Два послевоенных десятилетия были как раз таким временем. Не потому, что мир больше не воевал. Как мы показали, холодной войны было достаточно, чтобы мобилизовать энергию интеллектуалов. С войной в Корее большинство стран молча смирилось. Война в Алжире вызвала, по меньшей мере во Франции, оживленную дискуссию, превратившую обычных наблюдателей в наблюдателей неравнодушных. Ближе к концу этого периода[330]
война во Вьетнаме породила движение, которое, начавшись в калифорнийских университетах, охватило все Соединенные Штаты Америки, а затем и Европу, где продолжалось уже не как антивоенный, а как антиавторитарный протест. В истории это движение навсегда связалось с 1968 годом.В Европе дату «1968» понимают крайне провинциально. Важнейшим мировым событием этого времени была «культурная революция» в Китае. «Число казней, вдохновляемых государством, в 1968 г. достигло во всех [китайских] провинциях максимума». Юн Чжан и Джон Холлидей[331]
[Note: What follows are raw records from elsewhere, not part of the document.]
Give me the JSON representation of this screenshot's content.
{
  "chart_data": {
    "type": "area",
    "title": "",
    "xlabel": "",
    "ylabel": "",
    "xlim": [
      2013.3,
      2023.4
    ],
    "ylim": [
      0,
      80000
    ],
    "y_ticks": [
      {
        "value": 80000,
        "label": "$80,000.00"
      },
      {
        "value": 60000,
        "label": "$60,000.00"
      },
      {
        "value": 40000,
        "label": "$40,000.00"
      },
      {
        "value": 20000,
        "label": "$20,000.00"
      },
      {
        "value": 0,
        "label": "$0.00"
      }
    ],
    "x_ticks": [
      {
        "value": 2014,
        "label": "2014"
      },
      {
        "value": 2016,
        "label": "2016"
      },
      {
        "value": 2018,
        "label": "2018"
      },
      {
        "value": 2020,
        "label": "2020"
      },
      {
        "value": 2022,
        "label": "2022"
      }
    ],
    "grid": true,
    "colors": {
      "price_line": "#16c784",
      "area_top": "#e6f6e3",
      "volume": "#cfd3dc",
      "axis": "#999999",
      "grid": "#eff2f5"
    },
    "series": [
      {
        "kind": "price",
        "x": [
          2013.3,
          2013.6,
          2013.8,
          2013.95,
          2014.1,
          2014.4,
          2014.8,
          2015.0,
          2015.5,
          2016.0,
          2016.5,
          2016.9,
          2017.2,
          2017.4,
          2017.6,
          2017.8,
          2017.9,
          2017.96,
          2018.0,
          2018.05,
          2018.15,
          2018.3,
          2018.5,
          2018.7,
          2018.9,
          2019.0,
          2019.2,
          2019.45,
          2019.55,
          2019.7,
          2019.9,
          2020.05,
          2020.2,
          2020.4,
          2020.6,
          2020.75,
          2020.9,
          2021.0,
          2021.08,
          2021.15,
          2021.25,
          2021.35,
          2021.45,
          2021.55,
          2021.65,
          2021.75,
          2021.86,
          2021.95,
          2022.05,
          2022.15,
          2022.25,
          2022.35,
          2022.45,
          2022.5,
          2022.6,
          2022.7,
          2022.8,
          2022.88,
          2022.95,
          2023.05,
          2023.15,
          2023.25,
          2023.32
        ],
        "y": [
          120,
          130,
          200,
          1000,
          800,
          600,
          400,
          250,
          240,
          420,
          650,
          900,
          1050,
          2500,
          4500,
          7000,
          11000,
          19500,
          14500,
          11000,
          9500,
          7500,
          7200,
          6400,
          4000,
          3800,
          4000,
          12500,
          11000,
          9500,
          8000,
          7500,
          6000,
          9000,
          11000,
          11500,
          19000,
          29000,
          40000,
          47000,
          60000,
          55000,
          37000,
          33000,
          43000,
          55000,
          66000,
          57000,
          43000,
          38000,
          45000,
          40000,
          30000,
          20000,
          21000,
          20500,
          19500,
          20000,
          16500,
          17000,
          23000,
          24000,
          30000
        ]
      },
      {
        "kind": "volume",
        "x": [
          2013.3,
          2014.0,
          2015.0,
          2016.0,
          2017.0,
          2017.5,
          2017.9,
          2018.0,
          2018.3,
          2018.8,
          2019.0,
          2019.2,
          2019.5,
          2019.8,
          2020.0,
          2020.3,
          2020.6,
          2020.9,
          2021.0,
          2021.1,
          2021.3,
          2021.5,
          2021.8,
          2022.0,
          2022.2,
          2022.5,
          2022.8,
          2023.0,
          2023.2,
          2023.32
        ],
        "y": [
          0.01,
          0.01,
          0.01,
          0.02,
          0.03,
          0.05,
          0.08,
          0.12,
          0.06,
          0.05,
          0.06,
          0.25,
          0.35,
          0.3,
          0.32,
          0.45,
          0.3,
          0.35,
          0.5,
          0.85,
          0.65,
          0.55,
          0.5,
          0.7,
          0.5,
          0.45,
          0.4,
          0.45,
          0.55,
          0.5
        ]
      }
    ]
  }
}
в своей книге о виновнике преступлений, стоявшем во главе государства, приводят такие цифры: 3 миллиона убитых только в 1968 г. И 100 миллионов так или иначе пострадавших[332]. То, что участники движения 1968 г. в Европе начертали на своем щите имя Мао, нельзя ни понять, ни простить.Даже в чисто европейском контексте «1968» понимают слишком узко, забывая, что это был год Пражской весны и ее кровавого подавления. На плакатах демонстрантов, присягавших свободе, лучше было бы написать имя Дубчека[333]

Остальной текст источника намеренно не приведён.